Jared Greenberg worked as a play-by play man with Brendan Haywood and Nabil Karim for the 1st round of the 2025 NBA Playoffs for NBATV.

==Early life and education==
Greenberg grew up in Mahwah, New Jersey. As a freshman at Mahwah High School, he took an elective in television production. In class he heard that Ramapo College, a local school, was looking for high school volunteers to manage the audio control board and schedule music for its WRPR 90.3 FM radio station. On his first day he realized that broadcast media was where he wanted to be. With a passionate interest in sports, he took advantage of this opportunity to host a sports talk show, and eventually did play-by-play for Ramapo's baseball and basketball teams. After high school, he attended Hofstra University, graduating in 2005. While there he did radio play-by-play for football, basketball, softball, baseball and lacrosse; as well as hosting sports talk radio programs with Ira Thor.

==Professional career==
As a junior in college, he had his first experience in television, doing basketball sideline reporting for MSG and Comcast. Late in college he was a public relations intern for the New York Giants. This led to becoming the statistician for the radio play-by-play announcer Bob Papa. He described this as an important learning experience and did it for several years. After graduating college, he worked for the Newark Bears, an independent professional baseball team in media relations, and did his first professional play-by-play broadcasting. After a period of freelancing for News 12, NBA TV and ESPN 360, he signed with MSG. He covered high school sports in the New York metropolitan area beginning in 2009, helping to launch the now defunct MSG Varsity. His experience with an array of high school sports enabled him to become knowledgeable in non-major professional sports, including field hockey, lacrosse, wrestling, volleyball and softball.
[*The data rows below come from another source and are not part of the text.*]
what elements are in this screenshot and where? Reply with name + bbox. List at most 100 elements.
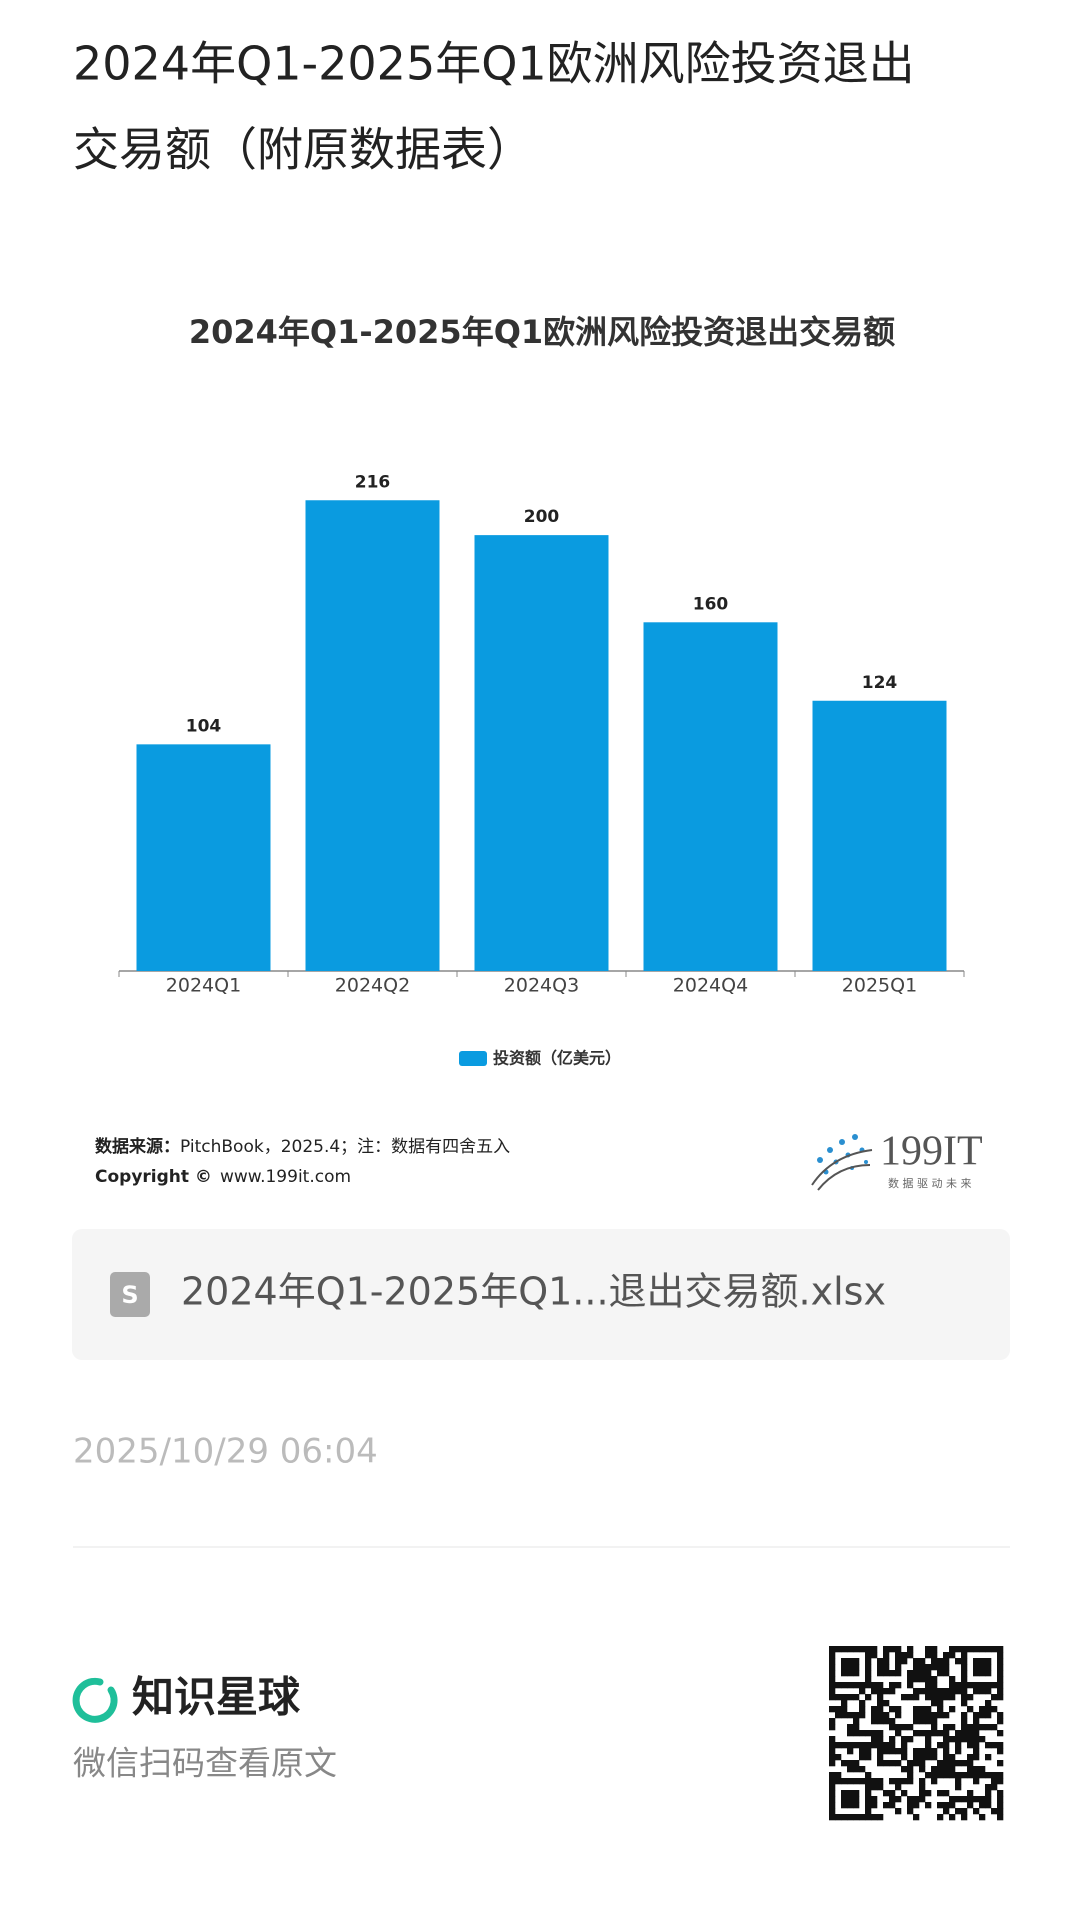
qr-cell [937,1694,944,1701]
qr-cell [925,1652,932,1659]
qr-cell [925,1790,932,1797]
qr-cell [973,1748,980,1755]
qr-cell [973,1730,980,1737]
qr-cell [841,1712,848,1719]
qr-cell [865,1676,872,1683]
qr-cell [883,1670,890,1677]
qr-cell [961,1730,968,1737]
qr-cell [901,1790,908,1797]
qr-cell [895,1712,902,1719]
qr-cell [841,1664,848,1671]
qr-cell [829,1652,836,1659]
qr-cell [997,1646,1004,1653]
qr-cell [895,1760,902,1767]
qr-cell [907,1772,914,1779]
bar [474,535,609,971]
qr-cell [991,1694,998,1701]
qr-cell [973,1766,980,1773]
qr-cell [913,1730,920,1737]
qr-cell [985,1712,992,1719]
qr-cell [997,1718,1004,1725]
qr-cell [889,1724,896,1731]
qr-cell [919,1676,926,1683]
qr-cell [997,1688,1004,1695]
qr-cell [847,1766,854,1773]
qr-cell [865,1742,872,1749]
qr-cell [871,1730,878,1737]
qr-cell [853,1718,860,1725]
qr-cell [829,1802,836,1809]
file-card[interactable] [72,1229,1010,1360]
qr-cell [871,1688,878,1695]
qr-cell [871,1796,878,1803]
qr-cell [991,1808,998,1815]
qr-cell [847,1742,854,1749]
qr-cell [997,1808,1004,1815]
qr-cell [985,1688,992,1695]
file-icon-glyph: S [121,1281,138,1309]
qr-cell [859,1682,866,1689]
logo-text: 199IT [880,1129,983,1175]
qr-cell [973,1712,980,1719]
qr-cell [901,1694,908,1701]
qr-cell [919,1796,926,1803]
file-name[interactable]: 2024年Q1-2025年Q1...退出交易额.xlsx [181,1270,886,1314]
qr-cell [937,1802,944,1809]
qr-cell [973,1724,980,1731]
qr-cell [955,1646,962,1653]
qr-cell [889,1688,896,1695]
qr-cell [901,1736,908,1743]
qr-cell [997,1760,1004,1767]
qr-cell [985,1790,992,1797]
qr-cell [955,1760,962,1767]
qr-cell [943,1736,950,1743]
qr-cell [997,1712,1004,1719]
qr-cell [859,1742,866,1749]
qr-cell [865,1808,872,1815]
qr-cell [829,1664,836,1671]
qr-cell [865,1754,872,1761]
qr-cell [979,1658,986,1665]
qr-cell [889,1646,896,1653]
qr-cell [955,1688,962,1695]
qr-cell [949,1688,956,1695]
qr-cell [961,1676,968,1683]
qr-cell [895,1706,902,1713]
qr-cell [925,1742,932,1749]
qr-cell [949,1766,956,1773]
qr-cell [961,1670,968,1677]
qr-cell [943,1664,950,1671]
qr-cell [919,1766,926,1773]
qr-cell [865,1682,872,1689]
qr-cell [937,1814,944,1821]
qr-cell [979,1724,986,1731]
qr-code[interactable] [829,1646,1004,1821]
qr-cell [853,1724,860,1731]
qr-cell [925,1688,932,1695]
qr-cell [901,1742,908,1749]
qr-cell [865,1658,872,1665]
qr-cell [883,1760,890,1767]
qr-cell [853,1742,860,1749]
qr-cell [937,1688,944,1695]
qr-cell [955,1742,962,1749]
qr-cell [841,1670,848,1677]
qr-cell [913,1688,920,1695]
qr-cell [841,1796,848,1803]
qr-cell [961,1700,968,1707]
qr-cell [961,1724,968,1731]
qr-cell [937,1706,944,1713]
qr-cell [931,1730,938,1737]
value-label: 104 [186,716,222,736]
qr-cell [979,1670,986,1677]
qr-cell [829,1778,836,1785]
qr-cell [949,1706,956,1713]
qr-cell [847,1796,854,1803]
qr-cell [961,1682,968,1689]
qr-cell [979,1688,986,1695]
qr-cell [877,1658,884,1665]
qr-cell [853,1670,860,1677]
qr-cell [835,1646,842,1653]
qr-cell [859,1814,866,1821]
qr-cell [919,1748,926,1755]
In 2012 he was hired by TNT and moved to Atlanta. In 2020 he debuted as a sideline reporter on the NBA on TNT. On the NBA App, Greenberg began hosting NBA CrunchTime, the NBA equivalent of NFL RedZone in 2022. For NBA TV he has also been a sideline reporter, host, reporter and anchor.

In 2025 he began hosting NCAA March Madness Fast Break, the whiparound stream of first and second round NCAA Division I Men's Basketball Tournament games.
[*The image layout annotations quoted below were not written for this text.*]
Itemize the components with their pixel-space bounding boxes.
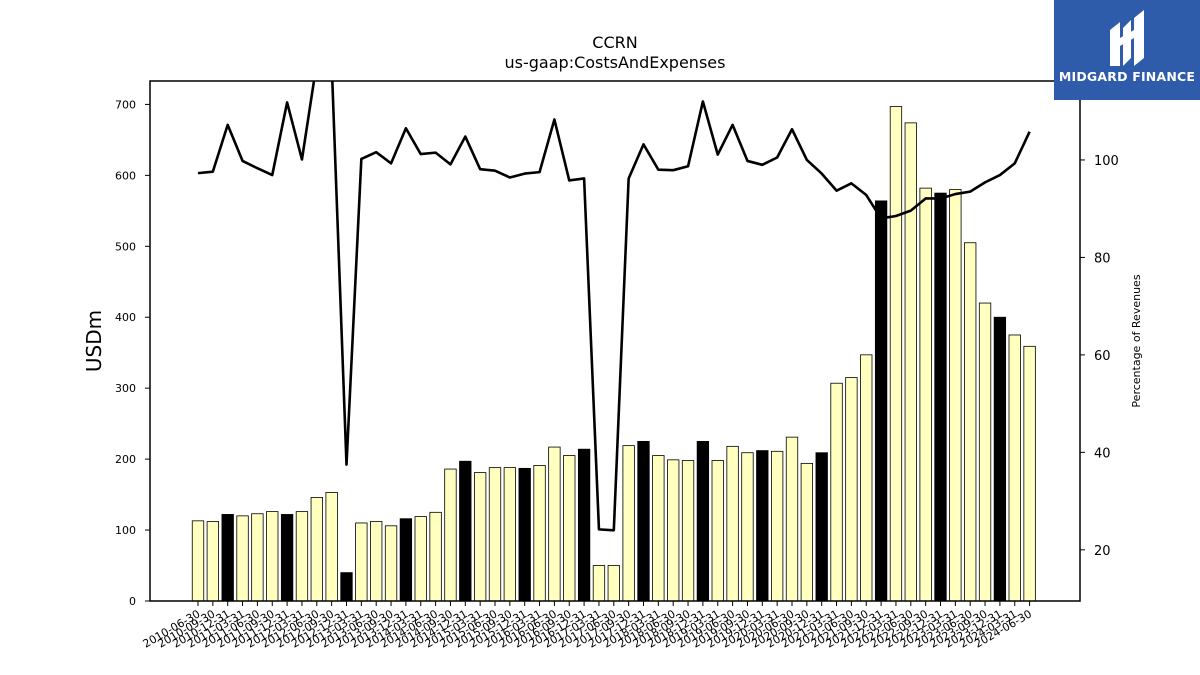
bar: [815, 452, 828, 602]
bar: [399, 518, 413, 602]
y-tick-label: 700: [115, 98, 136, 111]
bar: [726, 445, 739, 602]
bar: [325, 492, 338, 602]
bar: [964, 242, 977, 602]
bar: [652, 455, 665, 602]
bar: [934, 192, 947, 602]
y2-tick-label: 40: [1094, 446, 1111, 461]
midgard-mark-icon: [1110, 10, 1144, 66]
bar: [488, 467, 502, 602]
y-tick-label: 600: [115, 169, 136, 182]
bar: [310, 497, 323, 602]
bar: [696, 440, 710, 602]
bar: [592, 565, 606, 602]
bar: [548, 446, 561, 602]
bar: [295, 511, 309, 602]
bar: [711, 460, 724, 602]
bar: [251, 513, 264, 602]
y-tick-label: 300: [115, 382, 136, 395]
bar: [473, 472, 487, 602]
bar: [978, 302, 992, 602]
chart-title: CCRN: [592, 33, 637, 52]
y-axis-label: USDm: [82, 310, 106, 372]
y2-tick-label: 60: [1094, 349, 1111, 364]
y-tick-label: 400: [115, 311, 136, 324]
bar: [355, 522, 368, 602]
bar: [771, 450, 784, 602]
bar: [444, 468, 457, 602]
bar: [1008, 334, 1021, 602]
bar: [845, 377, 858, 602]
bar: [206, 521, 220, 602]
brand-logo: MIDGARD FINANCE: [1054, 0, 1200, 100]
bar: [681, 460, 695, 602]
y-tick-label: 500: [115, 240, 136, 253]
chart-subtitle: us-gaap:CostsAndExpenses: [505, 53, 726, 72]
y-tick-label: 0: [129, 595, 136, 608]
bar: [1023, 345, 1036, 602]
bar: [860, 354, 873, 602]
bar: [503, 467, 517, 602]
bar: [800, 462, 813, 602]
percentage-line: [197, 81, 1031, 532]
bar: [993, 316, 1007, 602]
y-tick-label: 200: [115, 453, 136, 466]
bar: [904, 122, 917, 602]
bar: [384, 525, 398, 602]
bar: [889, 106, 903, 602]
bar: [533, 465, 546, 602]
bar: [340, 572, 353, 602]
bar: [607, 565, 620, 602]
y2-tick-label: 100: [1094, 154, 1119, 169]
bar: [874, 200, 888, 602]
y2-tick-label: 80: [1094, 251, 1111, 266]
bar: [266, 511, 279, 602]
bar: [236, 515, 249, 602]
bar: [518, 467, 531, 602]
y2-axis-label: Percentage of Revenues: [1130, 274, 1143, 407]
y-tick-label: 100: [115, 524, 136, 537]
bar: [429, 511, 442, 602]
brand-name: MIDGARD FINANCE: [1058, 69, 1196, 84]
bar: [785, 436, 799, 602]
bar: [830, 382, 843, 602]
bar: [756, 450, 769, 602]
bar: [563, 455, 576, 602]
bar: [459, 460, 472, 602]
bar: [370, 521, 383, 602]
bar: [919, 187, 932, 602]
bar: [221, 514, 234, 602]
bar: [741, 452, 754, 602]
plot-frame: [149, 80, 1081, 602]
bar: [637, 440, 650, 602]
bar: [191, 520, 205, 602]
bar: [280, 514, 294, 602]
bar: [414, 516, 427, 602]
y2-tick-label: 20: [1094, 544, 1111, 559]
bar: [949, 189, 962, 602]
bar: [667, 459, 680, 602]
bar: [622, 445, 635, 602]
bar: [577, 448, 591, 602]
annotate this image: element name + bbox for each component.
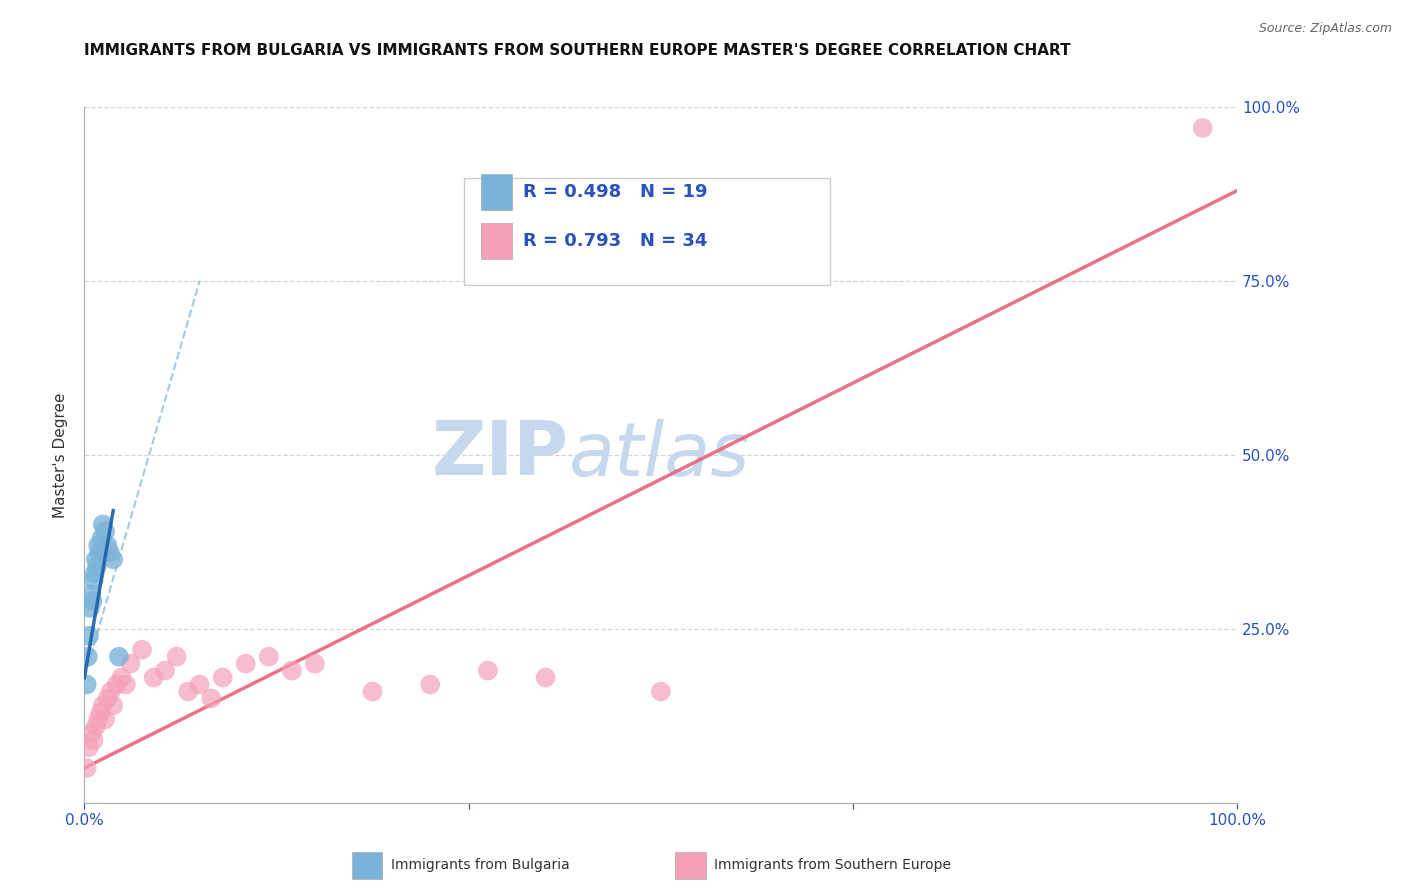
Point xyxy=(142,671,165,685)
Point xyxy=(86,559,108,574)
Point xyxy=(166,649,188,664)
Point xyxy=(80,726,103,740)
Point xyxy=(87,538,110,552)
Point xyxy=(650,684,672,698)
Point xyxy=(82,594,104,608)
Point xyxy=(120,657,142,671)
Text: R = 0.793   N = 34: R = 0.793 N = 34 xyxy=(523,232,707,250)
Point xyxy=(89,706,111,720)
Text: IMMIGRANTS FROM BULGARIA VS IMMIGRANTS FROM SOUTHERN EUROPE MASTER'S DEGREE CORR: IMMIGRANTS FROM BULGARIA VS IMMIGRANTS F… xyxy=(84,43,1071,58)
Point xyxy=(200,691,222,706)
Point xyxy=(89,545,111,559)
Point xyxy=(281,664,304,678)
Point xyxy=(98,545,121,559)
Point xyxy=(91,517,114,532)
Point xyxy=(211,671,233,685)
Point xyxy=(77,740,100,755)
Point xyxy=(103,698,125,713)
Point xyxy=(84,719,107,733)
Point xyxy=(94,712,117,726)
Point xyxy=(361,684,384,698)
Point xyxy=(79,601,101,615)
Point xyxy=(100,684,122,698)
Point xyxy=(188,677,211,691)
Point xyxy=(153,664,176,678)
Point xyxy=(105,677,128,691)
Point xyxy=(80,587,103,601)
Point xyxy=(534,671,557,685)
Point xyxy=(76,649,98,664)
Point xyxy=(76,677,98,691)
Point xyxy=(103,552,125,566)
Point xyxy=(177,684,200,698)
Point xyxy=(84,552,107,566)
Point xyxy=(419,677,441,691)
Text: Source: ZipAtlas.com: Source: ZipAtlas.com xyxy=(1258,22,1392,36)
Text: ZIP: ZIP xyxy=(432,418,568,491)
Y-axis label: Master's Degree: Master's Degree xyxy=(53,392,69,517)
Text: Immigrants from Southern Europe: Immigrants from Southern Europe xyxy=(714,858,952,872)
Point xyxy=(1191,120,1213,135)
Point xyxy=(96,538,118,552)
Point xyxy=(131,642,153,657)
Point xyxy=(477,664,499,678)
Point xyxy=(115,677,138,691)
Point xyxy=(91,698,114,713)
Point xyxy=(83,573,105,587)
Text: Immigrants from Bulgaria: Immigrants from Bulgaria xyxy=(391,858,569,872)
Point xyxy=(83,566,105,581)
Point xyxy=(235,657,257,671)
Point xyxy=(108,649,131,664)
Point xyxy=(110,671,132,685)
Point xyxy=(304,657,326,671)
Point xyxy=(90,532,112,546)
Point xyxy=(77,629,100,643)
Point xyxy=(257,649,280,664)
Point xyxy=(96,691,118,706)
Text: R = 0.498   N = 19: R = 0.498 N = 19 xyxy=(523,183,707,201)
Point xyxy=(83,733,105,747)
Point xyxy=(87,712,110,726)
Text: atlas: atlas xyxy=(568,419,749,491)
Point xyxy=(76,761,98,775)
Point xyxy=(94,524,117,539)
On the SiriusXM NBA station, he hosted Out of Bounds, FanDuel Fantasy Basketball, and Off the Dribble. He has also hosted 10 Before Tip, The Jump Ball, NBA Gametime, Making The Call and Shaqtin' a Fool for TNT Sports.
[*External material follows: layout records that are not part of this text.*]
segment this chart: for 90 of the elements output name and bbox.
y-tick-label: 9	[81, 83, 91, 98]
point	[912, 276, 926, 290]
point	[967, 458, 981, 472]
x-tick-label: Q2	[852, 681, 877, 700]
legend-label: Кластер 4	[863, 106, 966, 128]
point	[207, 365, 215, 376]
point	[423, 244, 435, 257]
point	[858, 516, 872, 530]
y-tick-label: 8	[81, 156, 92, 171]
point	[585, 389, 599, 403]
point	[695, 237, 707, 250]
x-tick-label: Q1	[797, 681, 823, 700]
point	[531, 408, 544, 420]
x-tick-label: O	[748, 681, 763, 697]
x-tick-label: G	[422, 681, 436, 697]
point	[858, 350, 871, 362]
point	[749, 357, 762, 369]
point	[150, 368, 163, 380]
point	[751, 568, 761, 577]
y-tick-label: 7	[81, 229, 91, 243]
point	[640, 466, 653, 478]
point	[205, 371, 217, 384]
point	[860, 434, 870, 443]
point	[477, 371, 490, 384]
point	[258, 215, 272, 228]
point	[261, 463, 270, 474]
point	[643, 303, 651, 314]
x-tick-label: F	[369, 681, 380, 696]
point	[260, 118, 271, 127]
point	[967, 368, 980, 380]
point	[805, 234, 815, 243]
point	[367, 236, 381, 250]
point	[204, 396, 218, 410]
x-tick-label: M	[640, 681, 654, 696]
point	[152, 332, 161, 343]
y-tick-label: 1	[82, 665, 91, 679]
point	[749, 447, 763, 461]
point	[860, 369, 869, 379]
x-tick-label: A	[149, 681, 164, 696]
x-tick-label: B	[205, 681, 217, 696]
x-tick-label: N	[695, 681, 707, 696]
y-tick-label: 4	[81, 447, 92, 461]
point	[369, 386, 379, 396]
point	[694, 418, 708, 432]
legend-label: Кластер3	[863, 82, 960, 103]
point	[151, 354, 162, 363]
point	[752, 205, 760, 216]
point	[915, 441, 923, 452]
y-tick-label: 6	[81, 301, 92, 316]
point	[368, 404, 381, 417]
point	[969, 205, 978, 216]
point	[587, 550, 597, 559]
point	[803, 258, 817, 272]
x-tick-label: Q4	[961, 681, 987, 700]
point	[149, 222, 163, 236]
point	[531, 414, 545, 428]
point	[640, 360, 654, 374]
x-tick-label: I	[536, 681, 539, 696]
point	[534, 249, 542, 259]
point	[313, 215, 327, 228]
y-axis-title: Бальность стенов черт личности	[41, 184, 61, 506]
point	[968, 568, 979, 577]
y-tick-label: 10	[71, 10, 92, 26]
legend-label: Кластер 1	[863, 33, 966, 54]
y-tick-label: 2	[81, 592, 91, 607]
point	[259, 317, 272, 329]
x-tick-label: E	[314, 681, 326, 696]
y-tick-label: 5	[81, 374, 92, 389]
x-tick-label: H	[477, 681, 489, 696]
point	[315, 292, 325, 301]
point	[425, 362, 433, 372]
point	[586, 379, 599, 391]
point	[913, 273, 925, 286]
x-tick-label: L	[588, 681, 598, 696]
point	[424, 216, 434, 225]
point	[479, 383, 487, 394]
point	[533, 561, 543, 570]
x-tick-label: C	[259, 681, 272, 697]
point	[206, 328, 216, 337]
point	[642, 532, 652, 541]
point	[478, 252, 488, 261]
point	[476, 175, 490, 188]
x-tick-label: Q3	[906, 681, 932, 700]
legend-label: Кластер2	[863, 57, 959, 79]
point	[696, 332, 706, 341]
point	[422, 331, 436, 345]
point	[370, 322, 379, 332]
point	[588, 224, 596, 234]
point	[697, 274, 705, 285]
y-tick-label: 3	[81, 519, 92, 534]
Greenberg has been touted among the most likely targets for new NBA broadcasting jobs as the league expands its number of networks.

===Controversies===
In 2025 he reported that center Mark Williams had back issues that "stunted his growth" and kept him out of the weight room. He later apologized and retracted those comments as inaccurate.

In 2023 he called out coach Gregg Popovich for his condescending interviews with the media. He said the San Antonio Spurs organization needs to embrace the media rather than view it as an enemy. In 2015 he had a notably "excruciating" interview with Popovich in which the coach trolled Greenberg, "[shutting] him down in a gloriously awkward exchange."